A catalyst for social visionaries

kanthari in Kerala, South India, is an international institute for "Social Impact Leadership." What makes it unique is that all course participants were or are themselves confronted with the problems they want to solve. Here, former child soldiers develop ideas on how they can contribute to peacebuilding in their home countries. Former drug addicts and victims of domestic or sexual violence are working on initiatives to save their fellow human beings from a similar fate. Other participants have experienced the effects of climate change first-hand and are developing measures for a sustainable life in their local communities.

How can I change from being a passive recipient of aid and victim of external circumstances to actively designing my own future? People who are directly affected by poverty, exploitation, marginalisation and other societal issues often have the best understanding, unwavering commitment and skills to free themselves and others from these situations. However, what they lack is a platform for personal growth and skills enhancement in order to implement their ideas on the ground.

This is precisely where kanthari comes in: The institute equips its learners from all over the world with the techniques, tools, methods, and refined ideas they need to establish and sustain effective initiatives for a better world.

The co-founder of kanthari, Sabriye Tenberken, is herself the perfect example of how individuals facing diverse challenges can achieve a great impact through their own experiences and become passionate advocates for their fellow human beings.

Sabriye completely lost her vision at the age of twelve. Her love for Tibet and her desire to learn led her to develop the Tibetan Braille script in 1992. In 1997, Sabriye traveled alone to Tibet to explore the possibility of establishing a school for the blind. There, she met Dutch engineer Paul Kronenberg. Together, in 1998, they started a preparatory primary school for blind children, a medical massage training clinic for blind teenagers and adults, a Braille printing press, and an ecological training farm. The farm provided education not only in agricultural professions but also in areas such as cheese-making, baking, and carpet weaving.

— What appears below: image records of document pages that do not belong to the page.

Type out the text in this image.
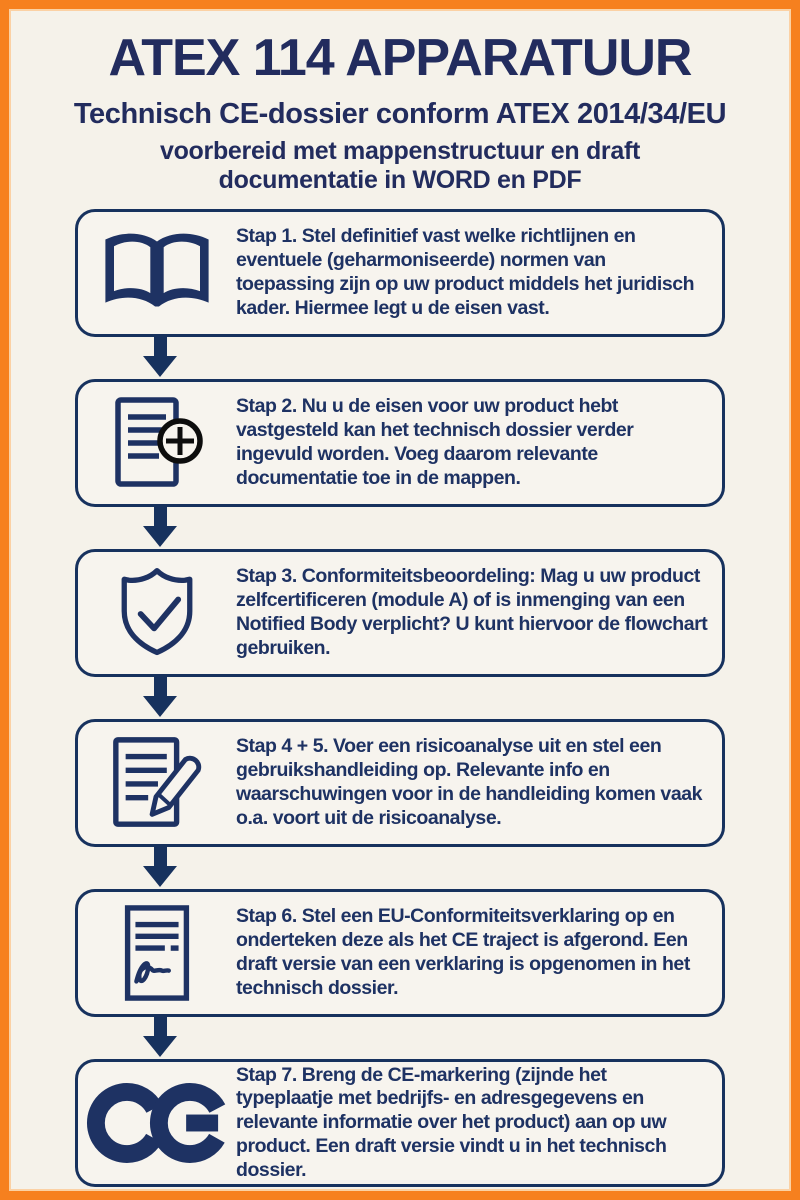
ATEX 114 APPARATUUR
Technisch CE-dossier conform ATEX 2014/34/EU

voorbereid met mappenstructuur en draft
documentatie in WORD en PDF

Stap 1. Stel definitief vast welke richtlijnen en eventuele (geharmoniseerde) normen van toepassing zijn op uw product middels het juridisch kader. Hiermee legt u de eisen vast.

Stap 2. Nu u de eisen voor uw product hebt vastgesteld kan het technisch dossier verder ingevuld worden. Voeg daarom relevante documentatie toe in de mappen.

Stap 3. Conformiteitsbeoordeling: Mag u uw product zelfcertificeren (module A) of is inmenging van een Notified Body verplicht? U kunt hiervoor de flowchart gebruiken.

Stap 4 + 5. Voer een risicoanalyse uit en stel een gebruikshandleiding op. Relevante info en waarschuwingen voor in de handleiding komen vaak o.a. voort uit de risicoanalyse.

Stap 6. Stel een EU-Conformiteitsverklaring op en onderteken deze als het CE traject is afgerond. Een draft versie van een verklaring is opgenomen in het technisch dossier.

Stap 7. Breng de CE-markering (zijnde het typeplaatje met bedrijfs- en adresgegevens en relevante informatie over het product) aan op uw product. Een draft versie vindt u in het technisch dossier.
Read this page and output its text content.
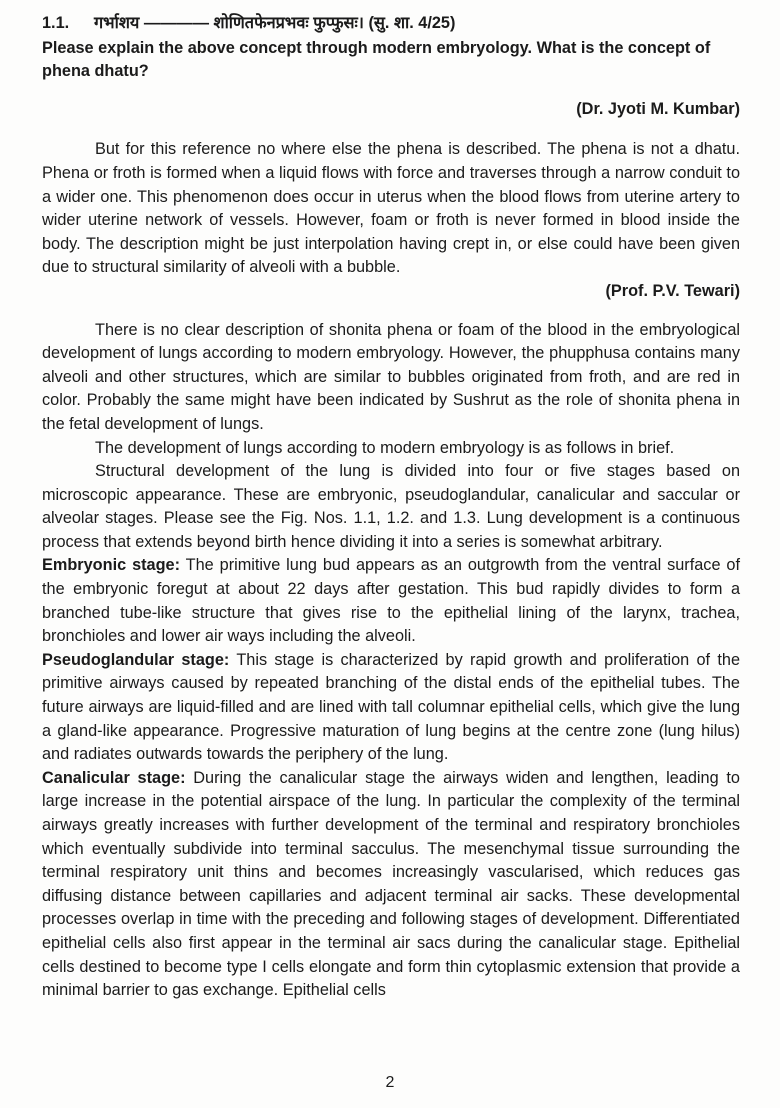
1.1. गर्भाशय ———— शोणितफेनप्रभवः फुप्फुसः। (सु. शा. 4/25)
Please explain the above concept through modern embryology. What is the concept of phena dhatu?
(Dr. Jyoti M. Kumbar)

But for this reference no where else the phena is described. The phena is not a dhatu. Phena or froth is formed when a liquid flows with force and traverses through a narrow conduit to a wider one. This phenomenon does occur in uterus when the blood flows from uterine artery to wider uterine network of vessels. However, foam or froth is never formed in blood inside the body. The description might be just interpolation having crept in, or else could have been given due to structural similarity of alveoli with a bubble.

(Prof. P.V. Tewari)

There is no clear description of shonita phena or foam of the blood in the embryological development of lungs according to modern embryology. However, the phupphusa contains many alveoli and other structures, which are similar to bubbles originated from froth, and are red in color. Probably the same might have been indicated by Sushrut as the role of shonita phena in the fetal development of lungs.

The development of lungs according to modern embryology is as follows in brief.

Structural development of the lung is divided into four or five stages based on microscopic appearance. These are embryonic, pseudoglandular, canalicular and saccular or alveolar stages. Please see the Fig. Nos. 1.1, 1.2. and 1.3. Lung development is a continuous process that extends beyond birth hence dividing it into a series is somewhat arbitrary.

Embryonic stage: The primitive lung bud appears as an outgrowth from the ventral surface of the embryonic foregut at about 22 days after gestation. This bud rapidly divides to form a branched tube-like structure that gives rise to the epithelial lining of the larynx, trachea, bronchioles and lower air ways including the alveoli.

Pseudoglandular stage: This stage is characterized by rapid growth and proliferation of the primitive airways caused by repeated branching of the distal ends of the epithelial tubes. The future airways are liquid-filled and are lined with tall columnar epithelial cells, which give the lung a gland-like appearance. Progressive maturation of lung begins at the centre zone (lung hilus) and radiates outwards towards the periphery of the lung.

Canalicular stage: During the canalicular stage the airways widen and lengthen, leading to large increase in the potential airspace of the lung. In particular the complexity of the terminal airways greatly increases with further development of the terminal and respiratory bronchioles which eventually subdivide into terminal sacculus. The mesenchymal tissue surrounding the terminal respiratory unit thins and becomes increasingly vascularised, which reduces gas diffusing distance between capillaries and adjacent terminal air sacks. These developmental processes overlap in time with the preceding and following stages of development. Differentiated epithelial cells also first appear in the terminal air sacs during the canalicular stage. Epithelial cells destined to become type I cells elongate and form thin cytoplasmic extension that provide a minimal barrier to gas exchange. Epithelial cells

2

Sabriye Tenberken and Paul Kronenberg

In 2005, Sabriye and Paul established kanthari to empower social visionaries who, like themselves, are driven by the passion to make the world a better place through taking concrete action.

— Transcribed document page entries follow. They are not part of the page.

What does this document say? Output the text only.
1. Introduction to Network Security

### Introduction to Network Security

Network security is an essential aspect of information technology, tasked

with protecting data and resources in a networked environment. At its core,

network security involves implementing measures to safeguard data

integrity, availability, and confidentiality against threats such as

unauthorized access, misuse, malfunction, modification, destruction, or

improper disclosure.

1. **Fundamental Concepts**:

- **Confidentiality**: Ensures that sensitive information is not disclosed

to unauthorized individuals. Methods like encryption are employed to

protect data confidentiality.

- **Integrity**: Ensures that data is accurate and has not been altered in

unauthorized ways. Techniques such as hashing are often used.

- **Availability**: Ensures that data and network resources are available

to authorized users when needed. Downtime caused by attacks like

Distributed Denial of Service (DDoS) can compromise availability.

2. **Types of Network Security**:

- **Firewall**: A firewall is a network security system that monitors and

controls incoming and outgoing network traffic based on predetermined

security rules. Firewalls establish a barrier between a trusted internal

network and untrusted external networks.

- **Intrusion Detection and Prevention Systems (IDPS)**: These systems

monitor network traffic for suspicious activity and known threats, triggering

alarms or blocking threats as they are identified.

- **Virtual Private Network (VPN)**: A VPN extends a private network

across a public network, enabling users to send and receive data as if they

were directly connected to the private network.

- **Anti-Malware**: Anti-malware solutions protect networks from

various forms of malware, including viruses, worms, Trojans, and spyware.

Learning to change the world

Since 2009, a total of 280 Changemakers from 55 countries have been trained at the kanthari Institute. Most important for the participants is to have a clear ambition and vision for social and ecological change – school and college degrees play no crucial role in selecting the right candidates. All that the “kantharis” need in terms of formal qualifications is to have a command of English and basic computer skills. What matters is their openness to new approaches and seeing kanthari as a platform to make their final step for starting their initiatives or as a catalyst for already ongoing projects.

The twelve-month program is funded through scholarships, with seven months of it taking place on the beautiful green kanthari campus in Trivandrum. The participants are trained by international mentors in practical workshops to become leaders for social and ecological change. Through innovative learning modules like “Tansalesea,” a fictional country, the projects of the kantharis are thoroughly examined at every stage. For example. they must defend themselves and their initiatives before a critical audience and answer questions from fictional donors. This prepares them as best as possible for the challenges of the real world.

As a result, over 180 sustainable initiatives have already emerged, positively impacting the lives of more than 50,000 people every day. The kantharis advocate for minority rights or environmental protection, establish social enterprises, provide relevant education for their fellow human beings, invent sustainable products that simplify the lives of people with disabilities, or use art as a means to promote peace. At kanthari, one can learn to change the world.